El
hombre blanco no puede permitir que una nación india llegue a ser
insultantemente rica. Se acercarán a los indígenas con una sonrisa y, con la
mayor sangre fría y con el peor de los engaños, tratarán de arrebatarles todo,
incluso la vida, con tal de cobrar los beneficios del petróleo encontrado en
sus tierras. El hombre blanco debe colonizar no sólo sus tierras, sino también
sus hogares, su ánimo, su agonía y su último aliento. En las verdes praderas
tardará en llegar la justicia. Y aún así, la sociedad que no quiere enfrentar
sus tremendos errores acabará por escuchar los sucesos como si fuera un
programa de radio en directo.
No cabe duda de que hay
enormes pasajes del mejor cine en esta película. Sin embargo, carece de esa
sensación vibrante que impregna muchas de las imágenes del maestro Scorsese.
Aún así, sus primeros diez minutos delatan la presencia de un cineasta de
ritmo, que no ha perdido un ápice de su pulso, que sabe lo que quiere narrar y
cómo plantearlo. Y sus tres horas y media de metraje son absolutamente
necesarias porque no sobra ni una escena. Es el tiempo preciso para contar
todas las prácticas mafiosas que se pusieron en marcha con tal de robar y
usurpar los derechos que los indios se habían ganado con el oro negro. Leonardo
di Caprio realiza una labor repleta de valentía, encarnando a un perfecto
cretino veleidoso, que no es capaz de demostrar personalidad en ningún momento
y que acaba por ser uno de los nuestros. Robert de Niro parece cómodo manejando
los hilos de la especulación y del delito sugerido. Lily Gladstone hace
recorrer por su piel cetrina los sufrimientos de un entorno que,
paulatinamente, va desapareciendo. El resultado es una excelente película que
no llega a la categoría de obra maestra, con grandes momentos, sin ese nervio
especial, pero con magistral mirada de uno de los últimos maestros del cine.
En cada instante, casi
se puede sentir la angustia de los personajes, atrapados en sus propias
decisiones en una guerra invisible que sólo se cuenta por el lado de las
víctimas. El asesinato discurre en libertad porque a nadie le interesa saber
quién está acabando con los nativos de la zona. Ni siquiera poseen una
condición legal que les permita disponer de los fondos que se van generando. Y
el hombre blanco, el maldito hombre blanco, sonríe y dispara, tiende una mano y
les ahoga con la otra, cuenta los muertos con la facilidad con la que se revisa
el número de billetes. La ambición blanca no tiene límites. Y no parará hasta que
el último indio rico sea un indio enterrado.

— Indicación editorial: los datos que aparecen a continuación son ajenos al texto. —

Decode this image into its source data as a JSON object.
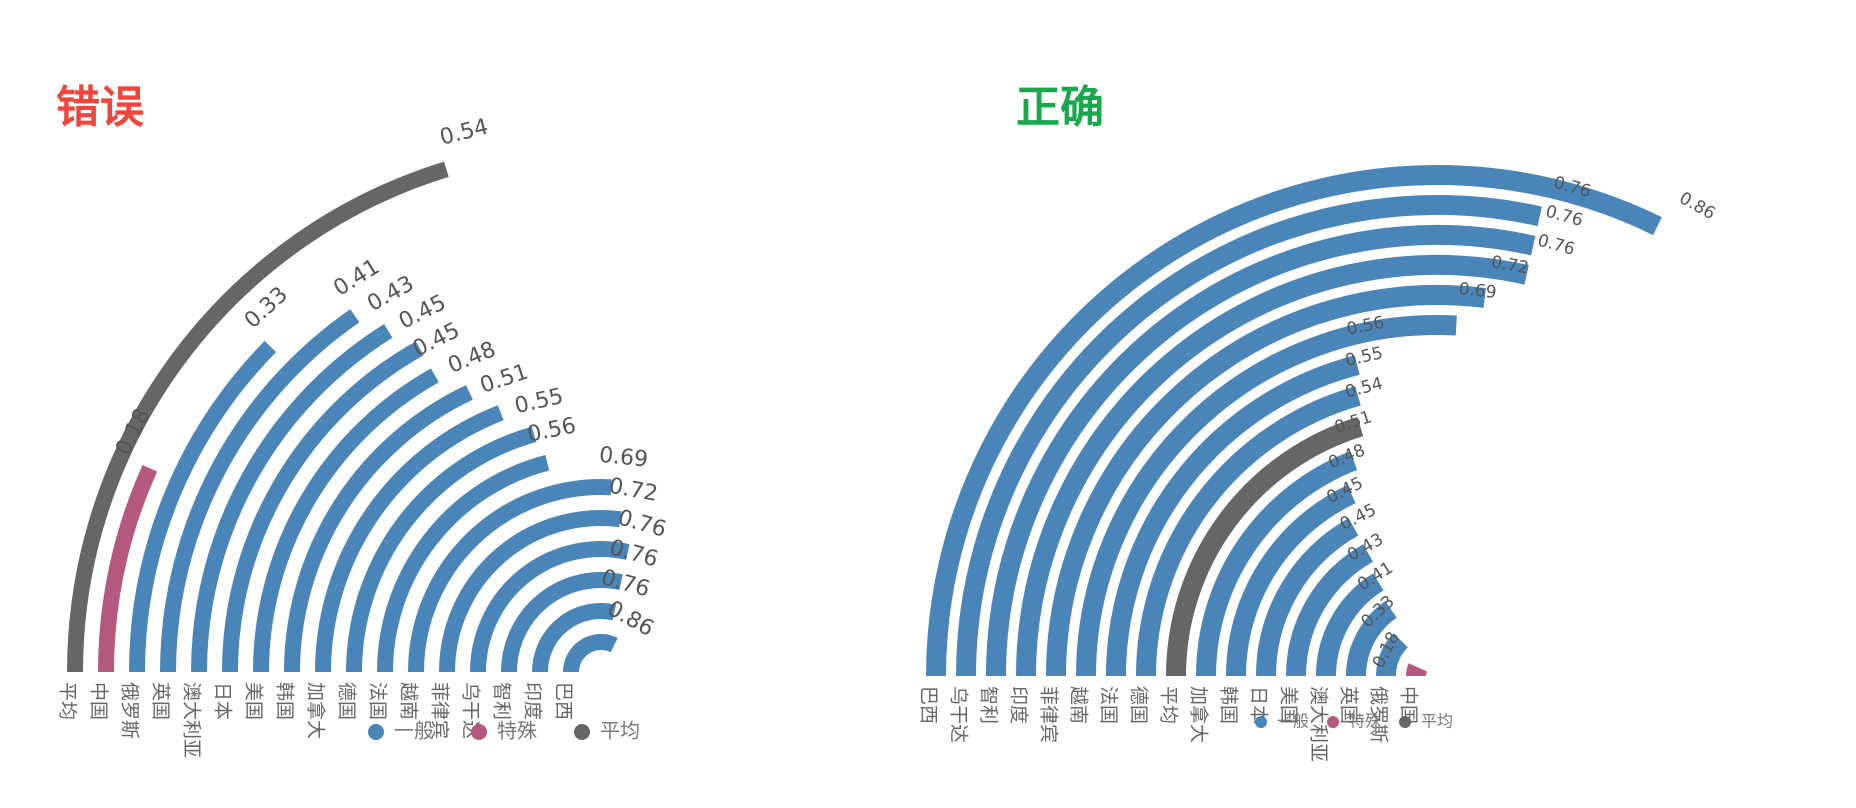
{
  "colors": {
    "general": "#4a85ba",
    "special": "#b5587d",
    "average": "#666666",
    "wrong_title": "#f0453a",
    "right_title": "#1aa84c"
  },
  "legend": [
    {
      "key": "general",
      "label": "一般"
    },
    {
      "key": "special",
      "label": "特殊"
    },
    {
      "key": "average",
      "label": "平均"
    }
  ],
  "chart_data": [
    {
      "type": "radial-bar",
      "title": "错误",
      "categories": [
        "平均",
        "中国",
        "俄罗斯",
        "英国",
        "澳大利亚",
        "日本",
        "美国",
        "韩国",
        "加拿大",
        "德国",
        "法国",
        "越南",
        "菲律宾",
        "乌干达",
        "智利",
        "印度",
        "巴西"
      ],
      "values": [
        0.54,
        0.18,
        0.33,
        0.41,
        0.43,
        0.45,
        0.45,
        0.48,
        0.51,
        0.55,
        0.56,
        0.69,
        0.72,
        0.76,
        0.76,
        0.76,
        0.86
      ],
      "groups": [
        "average",
        "special",
        "general",
        "general",
        "general",
        "general",
        "general",
        "general",
        "general",
        "general",
        "general",
        "general",
        "general",
        "general",
        "general",
        "general",
        "general"
      ],
      "max": 1.0
    },
    {
      "type": "radial-bar",
      "title": "正确",
      "categories": [
        "巴西",
        "乌干达",
        "智利",
        "印度",
        "菲律宾",
        "越南",
        "法国",
        "德国",
        "平均",
        "加拿大",
        "韩国",
        "日本",
        "美国",
        "澳大利亚",
        "英国",
        "俄罗斯",
        "中国"
      ],
      "values": [
        0.86,
        0.76,
        0.76,
        0.76,
        0.72,
        0.69,
        0.56,
        0.55,
        0.54,
        0.51,
        0.48,
        0.45,
        0.45,
        0.43,
        0.41,
        0.33,
        0.18
      ],
      "groups": [
        "general",
        "general",
        "general",
        "general",
        "general",
        "general",
        "general",
        "general",
        "average",
        "general",
        "general",
        "general",
        "general",
        "general",
        "general",
        "general",
        "special"
      ],
      "max": 1.0
    }
  ]
}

En esta ocasión, no hay redención, ni catarsis. Sólo culpabilidad sazonada con conciencias erráticas. El espectador tampoco se puede identificar con nadie porque no hay ningún personaje que presente un rostro positivo. Todos quieren algo y todos tienen a punto el instrumento de la traición. Sólo Molly y su agonía parece despertar alguna simpatía por el lado más difícil del sufrimiento prolongado. El resto es doblez, cinismo, frases dichas sin respaldo de sinceridad, traumas, melancolía, horror, disparos en la noche, explosiones que revientan la opinión, manipulaciones descontroladas. No es un western. Es otra película de gangsters, sólo que en otro ambiente. Con los mismos métodos y los mismos objetivos. Eliminar competencias. Establecer monopolios. Amasar fortunas. Quitarse de en medio elementos incómodos. Y, por supuesto, reflexionar detenidamente sobre lo que se acaba de ver tras tres horas y media de exterminio por entregas con tal de que esos malditos indios traspasen a sus herederos toda su fortuna. En el fondo, Martin Scorsese no deja de asestar una buena tanda de puñetazos en el estómago. Y el espectador debe dirimir cuánto daño le ha hecho.